La mécanique est simple à comprendre pour un élu. Un cabinet ferme, le médecin part à la retraite sans successeur, le standard du cabinet suivant sature, et les habitants viennent le dire en mairie. La commune n'a aucune compétence en matière de santé, ce n'est ni son métier ni sa ligne budgétaire, mais elle est la première à recevoir la plainte. Alors certaines franchissent le pas : elles ouvrent un centre de santé municipal, recrutent un ou deux généralistes sous contrat de travail, prennent en charge le loyer, le secrétariat, le logiciel métier, parfois le logement.

Sur le papier, ça marche. Le médecin salarié arrive avec un salaire fixe, des congés payés, pas de comptabilité à tenir, pas de patientèle à racheter. Pour un jeune diplômé qui sort d'internat, la différence avec l'installation libérale classique est énorme : il ne prend aucun risque financier et il connaît ses horaires. Les communes qui ont ouvert ces centres l'ont d'ailleurs constaté, elles trouvent des candidats.

Le calcul que fait une commune de 11 000 habitants

Pornichet compte environ 11 000 habitants à l'année, et beaucoup plus l'été. Salarier un généraliste, ce n'est pas une dépense ponctuelle : c'est un poste permanent, avec les charges patronales, le remplacement pendant les absences, des locaux à mettre aux normes, une assurance. Une commune de cette taille qui s'engage là-dessus le fait pour dix ans au moins, sinon elle recrée elle-même le problème qu'elle voulait résoudre. Et elle le fait sur un budget déjà occupé par le chantier du front de mer, la voirie et l'entretien du bord de mer.

Le maire ajoute un point qui gêne, mais qui se défend : une commune balnéaire aisée a plus de moyens de surenchérir qu'une commune rurale de l'intérieur du département. Si le salariat municipal devient la norme, ce sont les territoires les plus fragiles qui perdent la partie. Sur ce point, le calcul ne tient effectivement pas. On aurait inventé un marché où la santé suit le budget municipal.

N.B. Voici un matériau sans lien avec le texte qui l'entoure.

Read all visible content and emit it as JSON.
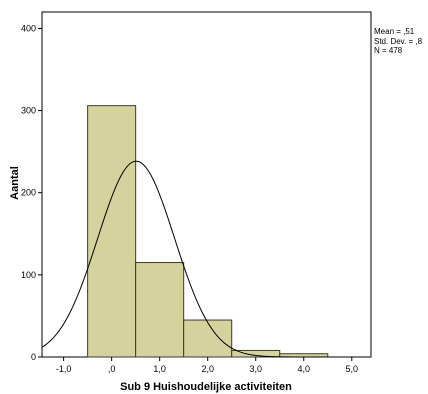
{
  "chart_data": {
    "type": "bar",
    "xlabel": "Sub 9 Huishoudelijke activiteiten",
    "ylabel": "Aantal",
    "bins": [
      {
        "start": -0.5,
        "end": 0.5,
        "count": 306
      },
      {
        "start": 0.5,
        "end": 1.5,
        "count": 115
      },
      {
        "start": 1.5,
        "end": 2.5,
        "count": 45
      },
      {
        "start": 2.5,
        "end": 3.5,
        "count": 8
      },
      {
        "start": 3.5,
        "end": 4.5,
        "count": 4
      }
    ],
    "xlim": [
      -1.45,
      5.4
    ],
    "ylim": [
      0,
      420
    ],
    "x_ticks": [
      -1.0,
      0.0,
      1.0,
      2.0,
      3.0,
      4.0,
      5.0
    ],
    "x_tick_labels": [
      "-1,0",
      ",0",
      "1,0",
      "2,0",
      "3,0",
      "4,0",
      "5,0"
    ],
    "y_ticks": [
      0,
      100,
      200,
      300,
      400
    ],
    "y_tick_labels": [
      "0",
      "100",
      "200",
      "300",
      "400"
    ],
    "normal_curve": {
      "mean": 0.51,
      "std_dev": 0.8,
      "n": 478,
      "bin_width": 1
    },
    "stats": {
      "mean": "Mean = ,51",
      "std_dev": "Std. Dev. = ,8",
      "n": "N = 478"
    },
    "colors": {
      "bar_fill": "#d5d29e",
      "bar_stroke": "#3a3a3a",
      "curve": "#000000",
      "frame": "#000000"
    }
  }
}
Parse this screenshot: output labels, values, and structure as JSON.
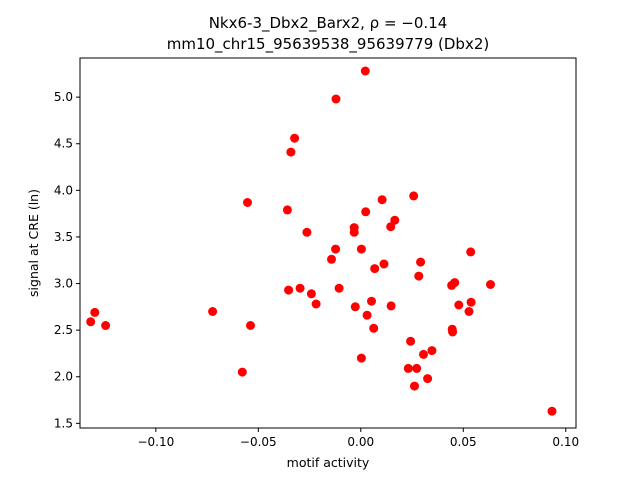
{
  "chart_data": {
    "type": "scatter",
    "title_line1": "Nkx6-3_Dbx2_Barx2, ρ = −0.14",
    "title_line2": "mm10_chr15_95639538_95639779 (Dbx2)",
    "xlabel": "motif activity",
    "ylabel": "signal at CRE (ln)",
    "xlim": [
      -0.137,
      0.105
    ],
    "ylim": [
      1.45,
      5.42
    ],
    "xticks": [
      -0.1,
      -0.05,
      0.0,
      0.05,
      0.1
    ],
    "xtick_labels": [
      "−0.10",
      "−0.05",
      "0.00",
      "0.05",
      "0.10"
    ],
    "yticks": [
      1.5,
      2.0,
      2.5,
      3.0,
      3.5,
      4.0,
      4.5,
      5.0
    ],
    "ytick_labels": [
      "1.5",
      "2.0",
      "2.5",
      "3.0",
      "3.5",
      "4.0",
      "4.5",
      "5.0"
    ],
    "grid": false,
    "point_color": "#ff0000",
    "points": [
      [
        -0.1318,
        2.59
      ],
      [
        -0.1298,
        2.69
      ],
      [
        -0.1245,
        2.55
      ],
      [
        -0.0723,
        2.7
      ],
      [
        -0.0578,
        2.05
      ],
      [
        -0.0553,
        3.87
      ],
      [
        -0.0538,
        2.55
      ],
      [
        -0.0358,
        3.79
      ],
      [
        -0.0352,
        2.93
      ],
      [
        -0.0341,
        4.41
      ],
      [
        -0.0323,
        4.56
      ],
      [
        -0.0296,
        2.95
      ],
      [
        -0.0263,
        3.55
      ],
      [
        -0.0241,
        2.89
      ],
      [
        -0.0218,
        2.78
      ],
      [
        -0.0143,
        3.26
      ],
      [
        -0.0123,
        3.37
      ],
      [
        -0.0121,
        4.98
      ],
      [
        -0.0106,
        2.95
      ],
      [
        -0.0032,
        3.6
      ],
      [
        -0.0032,
        3.55
      ],
      [
        -0.0027,
        2.75
      ],
      [
        0.0003,
        3.37
      ],
      [
        0.0003,
        2.2
      ],
      [
        0.0022,
        5.28
      ],
      [
        0.0024,
        3.77
      ],
      [
        0.0031,
        2.66
      ],
      [
        0.0052,
        2.81
      ],
      [
        0.0063,
        2.52
      ],
      [
        0.0068,
        3.16
      ],
      [
        0.0104,
        3.9
      ],
      [
        0.0113,
        3.21
      ],
      [
        0.0146,
        3.61
      ],
      [
        0.0148,
        2.76
      ],
      [
        0.0166,
        3.68
      ],
      [
        0.0232,
        2.09
      ],
      [
        0.0243,
        2.38
      ],
      [
        0.0258,
        3.94
      ],
      [
        0.0262,
        1.9
      ],
      [
        0.0273,
        2.09
      ],
      [
        0.0283,
        3.08
      ],
      [
        0.0292,
        3.23
      ],
      [
        0.0306,
        2.24
      ],
      [
        0.0326,
        1.98
      ],
      [
        0.0347,
        2.28
      ],
      [
        0.0443,
        2.98
      ],
      [
        0.0446,
        2.51
      ],
      [
        0.0448,
        2.48
      ],
      [
        0.0458,
        3.01
      ],
      [
        0.0478,
        2.77
      ],
      [
        0.0528,
        2.7
      ],
      [
        0.0538,
        2.8
      ],
      [
        0.0536,
        3.34
      ],
      [
        0.0633,
        2.99
      ],
      [
        0.0933,
        1.63
      ]
    ]
  }
}
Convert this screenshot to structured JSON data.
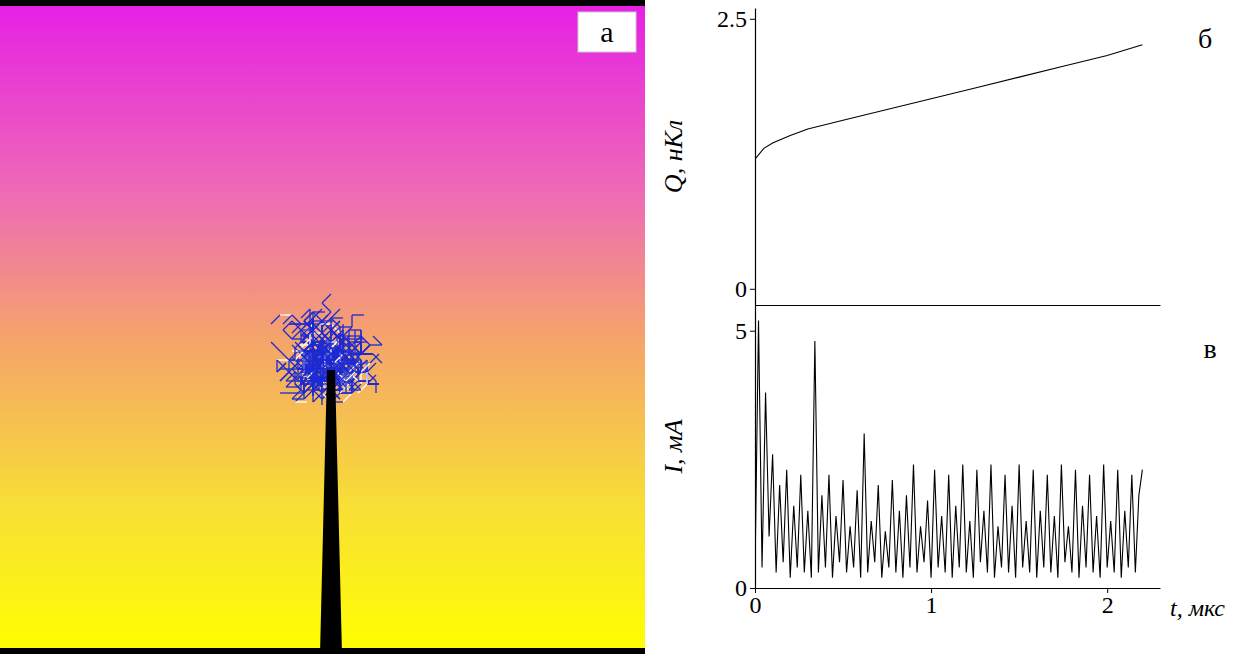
{
  "panel_a": {
    "label": "а"
  },
  "chart_data": [
    {
      "type": "line",
      "title": "б",
      "ylabel": "Q, нКл",
      "x": [
        0,
        0.05,
        0.1,
        0.2,
        0.3,
        0.5,
        0.75,
        1,
        1.25,
        1.5,
        1.75,
        2,
        2.2
      ],
      "values": [
        1.2,
        1.3,
        1.35,
        1.42,
        1.48,
        1.56,
        1.66,
        1.76,
        1.86,
        1.96,
        2.06,
        2.16,
        2.26
      ],
      "color": "#000000",
      "xlim": [
        0,
        2.3
      ],
      "ylim": [
        -0.15,
        2.6
      ],
      "yticks": [
        0,
        2.5
      ],
      "tick_labels": "y"
    },
    {
      "type": "line",
      "title": "в",
      "ylabel": "I, мА",
      "xlabel": "t, мкс",
      "x": [
        0,
        0.02,
        0.04,
        0.06,
        0.08,
        0.1,
        0.12,
        0.14,
        0.16,
        0.18,
        0.2,
        0.22,
        0.24,
        0.26,
        0.28,
        0.3,
        0.32,
        0.34,
        0.36,
        0.38,
        0.4,
        0.42,
        0.44,
        0.46,
        0.48,
        0.5,
        0.52,
        0.54,
        0.56,
        0.58,
        0.6,
        0.62,
        0.64,
        0.66,
        0.68,
        0.7,
        0.72,
        0.74,
        0.76,
        0.78,
        0.8,
        0.82,
        0.84,
        0.86,
        0.88,
        0.9,
        0.92,
        0.94,
        0.96,
        0.98,
        1,
        1.02,
        1.04,
        1.06,
        1.08,
        1.1,
        1.12,
        1.14,
        1.16,
        1.18,
        1.2,
        1.22,
        1.24,
        1.26,
        1.28,
        1.3,
        1.32,
        1.34,
        1.36,
        1.38,
        1.4,
        1.42,
        1.44,
        1.46,
        1.48,
        1.5,
        1.52,
        1.54,
        1.56,
        1.58,
        1.6,
        1.62,
        1.64,
        1.66,
        1.68,
        1.7,
        1.72,
        1.74,
        1.76,
        1.78,
        1.8,
        1.82,
        1.84,
        1.86,
        1.88,
        1.9,
        1.92,
        1.94,
        1.96,
        1.98,
        2,
        2.02,
        2.04,
        2.06,
        2.08,
        2.1,
        2.12,
        2.14,
        2.16,
        2.18,
        2.2
      ],
      "values": [
        0.3,
        5.2,
        0.4,
        3.8,
        1.0,
        2.6,
        0.3,
        2.0,
        0.5,
        2.3,
        0.2,
        1.6,
        0.4,
        2.2,
        0.3,
        1.5,
        0.2,
        4.8,
        0.3,
        1.8,
        0.4,
        2.2,
        0.2,
        1.4,
        0.5,
        2.1,
        0.3,
        1.2,
        0.4,
        1.9,
        0.2,
        3.0,
        0.3,
        1.3,
        0.5,
        2.0,
        0.2,
        1.1,
        0.4,
        2.1,
        0.3,
        1.5,
        0.2,
        1.8,
        0.4,
        2.4,
        0.3,
        1.2,
        0.5,
        1.7,
        0.2,
        2.3,
        0.4,
        1.4,
        0.3,
        2.2,
        0.2,
        1.6,
        0.4,
        2.4,
        0.3,
        1.3,
        0.2,
        2.3,
        0.5,
        1.5,
        0.3,
        2.4,
        0.2,
        1.2,
        0.4,
        2.2,
        0.3,
        1.6,
        0.2,
        2.4,
        0.4,
        1.3,
        0.3,
        2.3,
        0.2,
        1.5,
        0.4,
        2.2,
        0.3,
        1.4,
        0.2,
        2.4,
        0.5,
        1.2,
        0.3,
        2.3,
        0.2,
        1.6,
        0.4,
        2.2,
        0.3,
        1.4,
        0.2,
        2.4,
        0.4,
        1.3,
        0.3,
        2.3,
        0.2,
        1.5,
        0.4,
        2.2,
        0.3,
        1.8,
        2.3
      ],
      "color": "#000000",
      "xlim": [
        0,
        2.3
      ],
      "xticks": [
        0,
        1,
        2
      ],
      "ylim": [
        0,
        5.5
      ],
      "yticks": [
        0,
        5
      ]
    }
  ]
}
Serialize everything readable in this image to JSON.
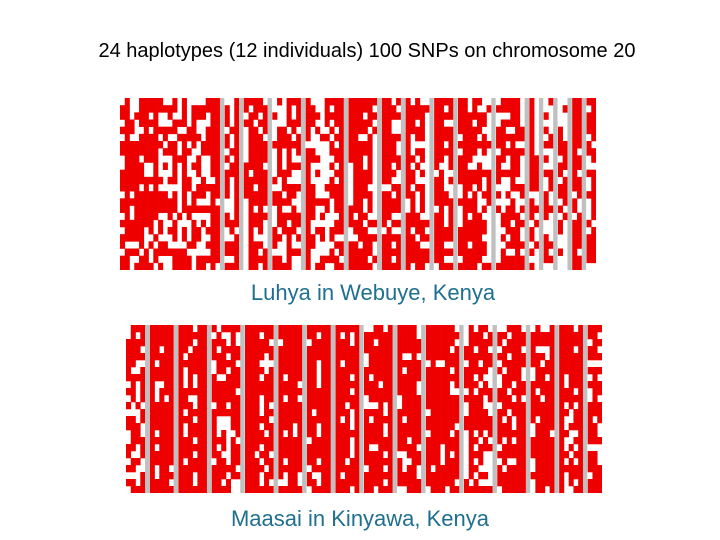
{
  "title": "24 haplotypes (12 individuals) 100 SNPs on chromosome 20",
  "colors": {
    "allele_a": "#ee0000",
    "allele_b": "#ffffff",
    "missing": "#c0c0c0",
    "label": "#1f6f8f",
    "title": "#000000"
  },
  "panels": [
    {
      "label": "Luhya in Webuye, Kenya",
      "n_haplotypes": 24,
      "n_snps": 100,
      "seed": 17,
      "red_fraction": 0.66,
      "gray_columns": [
        21,
        25,
        31,
        38,
        47,
        54,
        59,
        65,
        70,
        78,
        85,
        88,
        91,
        94,
        97
      ]
    },
    {
      "label": "Maasai in Kinyawa, Kenya",
      "n_haplotypes": 24,
      "n_snps": 100,
      "seed": 41,
      "red_fraction": 0.86,
      "gray_columns": [
        4,
        10,
        17,
        24,
        31,
        37,
        43,
        49,
        56,
        62,
        70,
        77,
        84,
        90,
        96
      ]
    }
  ]
}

Ce qui reste dans les mains d'une mairie

Refuser le chéquier ne veut pas dire rester les bras croisés. Une commune peut acheter ou construire un bâtiment et le louer à loyer modéré à une maison de santé pluriprofessionnelle, où les généralistes exercent aux côtés des infirmières, du kiné et parfois du dentiste. Elle peut régler le problème du logement, qui bloque beaucoup d'installations sur la Côte d'Amour, là où un studio à l'année se négocie au prix d'un meublé de saison. Elle peut faciliter l'accueil des internes en stage, parce qu'un interne qui a passé six mois dans un cabinet local revient souvent s'y installer.

Un débat qui reviendra

La position tiendra tant que Pornichet aura des généralistes. Le jour où deux départs à la retraite tombent la même année sans reprise, la pression des habitants sera d'un autre ordre, et l'argument budgétaire pèsera moins lourd qu'une salle du conseil pleine. C'est l'angle mort de la démonstration : elle est juste collectivement, et difficile à tenir localement quand la pénurie frappe la rue d'en face.

La vraie réponse ne se joue pas à l'échelle communale. Elle se joue sur le nombre de médecins formés, sur la répartition des installations, sur ce que l'assurance maladie accepte de financer en zone sous-dotée. Une mairie de 11 000 habitants n'a aucun levier là-dessus. Elle a en revanche le droit de dire tout haut que la course au salaire entre communes est une réponse de façade, et c'est ce que le maire de Pornichet a fait en janvier 2025.